As he stared down into Dawn's emerald eyes, Legolas could think of no suitable response. There was so much he wanted to tell Dawn, a million apologies he wanted to make to her, but there were no words in the Elven tongue, the Common, or even in Dawn's Valley-speak that would suffice.

Finally, he reached out and laid his hands gently on Dawn's cheeks, pulling her face to his, his kiss speaking much more eloquently than his words. "I'm sorry, I'm sorry, I'm sorry," he murmured against her lips, pressing light kisses to them in between words.

"I was wrong, and stupid. Amin ikotane hiraetha, amin saimela lle ikotane. Please forgive me." [I'm so sorry, I love you so much.]

"Of course I'll forgive you. Amin mela lle, vithel, amin Aran. Estelio tanya," Dawn responded, littering his face with feather-light kisses of her own. [I love you, also, my King. Trust that.]

Pulling away, Legolas smiled. "I do," he vowed. "I do trust in that."

A sudden realisation swept over Dawn, lightening her heart in ways she'd almost forgotten. Certainty settled within her. "We're gonna be ok, aren't we?"

"Count on it," Legolas quipped, knowing she loved it when he used her phrases. A slient communication passed between the couple, and hand in hand they made their way to the door, prepared to go and find the friends and guests they'd so hastily abandoned.

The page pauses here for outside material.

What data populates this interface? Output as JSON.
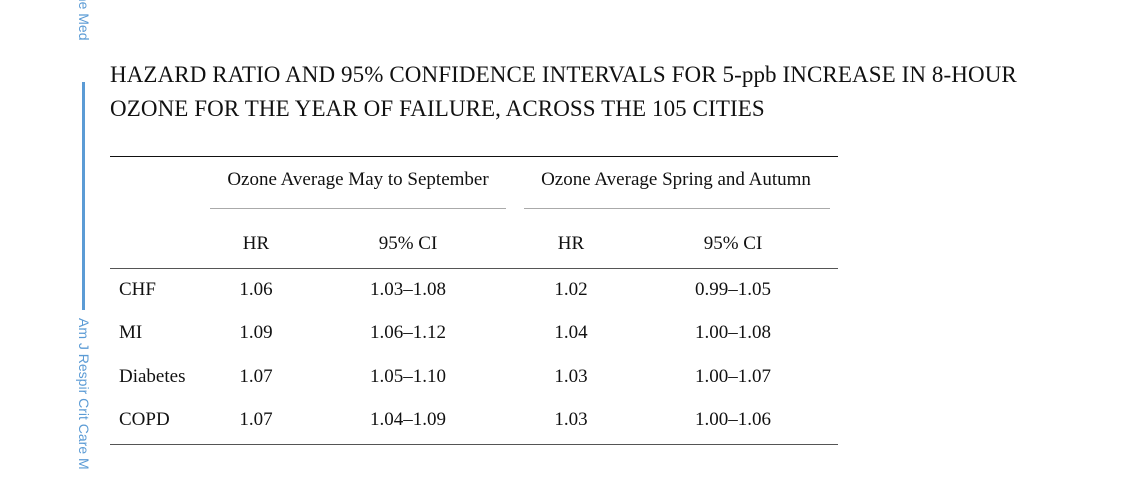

Legolas reached out a hand and pulled the door open. Two identical Elves jumped back in surprise, having not been prepared for the approach of the couple, only to jump into a third dark-haired Elf hovering in the hall just behind them.

"Hello," Elrohir smiled brightly. Elladan and Arwen seemed to be attentively studying their feet.

Dawn and Legolas exchanged a look, and then, grinning, leaned in for a kiss.